Na WALL-E da Pixar , os seres humanos sobredimensionados reclinam-se levitando barcaloungers e são vestidos, primped, polido e servido inteiramente pelos robôs. Ficção? Talvez não, pelo menos de acordo com uma onda de cobertura de mídia que aponte para uma série vertiginosa de inovações de serviços no horizonte.

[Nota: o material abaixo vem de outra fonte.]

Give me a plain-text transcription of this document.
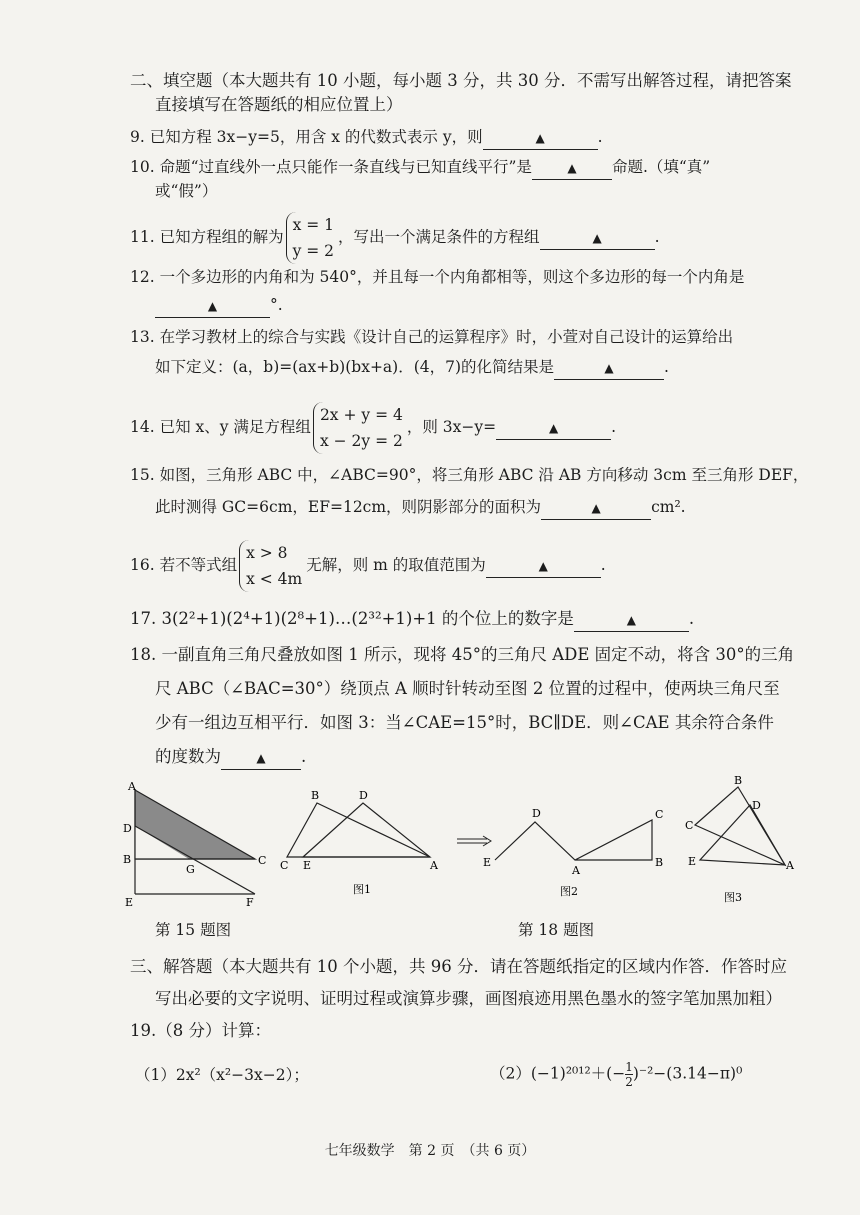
二、填空题（本大题共有 10 小题，每小题 3 分，共 30 分．不需写出解答过程，请把答案
直接填写在答题纸的相应位置上）
9. 已知方程 3x−y=5，用含 x 的代数式表示 y，则	▲	.
10. 命题“过直线外一点只能作一条直线与已知直线平行”是	▲ 命题.（填“真”
或“假”）
11. 已知方程组的解为
x = 1
y = 2
，写出一个满足条件的方程组	▲	.
12. 一个多边形的内角和为 540°，并且每一个内角都相等，则这个多边形的每一个内角是
▲	°.
13. 在学习教材上的综合与实践《设计自己的运算程序》时，小萱对自己设计的运算给出
如下定义：(a，b)=(ax+b)(bx+a)．(4，7)的化简结果是	▲	.
14. 已知 x、y 满足方程组
2x + y = 4
x − 2y = 2
，则 3x−y=	▲	.
15. 如图，三角形 ABC 中，∠ABC=90°，将三角形 ABC 沿 AB 方向移动 3cm 至三角形 DEF，
此时测得 GC=6cm，EF=12cm，则阴影部分的面积为	▲	cm².
16. 若不等式组
x > 8
x < 4m
无解，则 m 的取值范围为	▲	.
17. 3(2²+1)(2⁴+1)(2⁸+1)…(2³²+1)+1 的个位上的数字是	▲	.
18. 一副直角三角尺叠放如图 1 所示，现将 45°的三角尺 ADE 固定不动，将含 30°的三角
尺 ABC（∠BAC=30°）绕顶点 A 顺时针转动至图 2 位置的过程中，使两块三角尺至
少有一组边互相平行．如图 3：当∠CAE=15°时，BC∥DE．则∠CAE 其余符合条件
的度数为	▲ .
A
D
B
E
G
C
F
B	D
C E	A
图1
D
E
A
C
B
图2
B
D
C
E	A
图3
第 15 题图	第 18 题图
三、解答题（本大题共有 10 个小题，共 96 分．请在答题纸指定的区域内作答．作答时应
写出必要的文字说明、证明过程或演算步骤，画图痕迹用黑色墨水的签字笔加黑加粗）
19.（8 分）计算：
（1）2x²（x²−3x−2）；	$(2)(-1)^{2012}+(- \frac{1}{2} )^{-2}-(3.14-\pi)^0$
七年级数学　第 2 页　（共 6 页）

Não procure mais do que a estréia pública da Amazon Go, a primeira loja de cashierless da empresa . A tecnologia de imagem digital monitora os itens que os compradores escolhem das prateleiras, e quando um cliente sai da loja, a conta online da pessoa é carregada automaticamente. Na estrada em Santa Clara, Califórnia, robôs de serviço de quarto estão sendo projetados, que podem navegar na planta de um hotel e interagem digitalmente com seus sistemas de elevador e telefone para entregar toalhas e bebidas aos hóspedes. Várias startups do Silicon Valley implantaram robôs que fazem pizzas , ensaiam saladas e reuniram sanduíches artísticos de bistrô . Em Boston, um robô trabalha com enfermeiras trabalhistas para agendar entregas de bebês .Os restaurantes sem empregada na China permitem que os clientes encomendam e paguem através do aplicativo WeChat e possuem servidores de robôs que despacham bandejas de alimentos para as tabelas apropriadas. No Japão, um robô chamado “Pepper”, que foi concebido em parte como um companheiro para os idosos , aprimorou suas habilidades em uma variedade de funções de serviço, que vão desde o assistente de varejo até o garçom, para o sacerdote budista .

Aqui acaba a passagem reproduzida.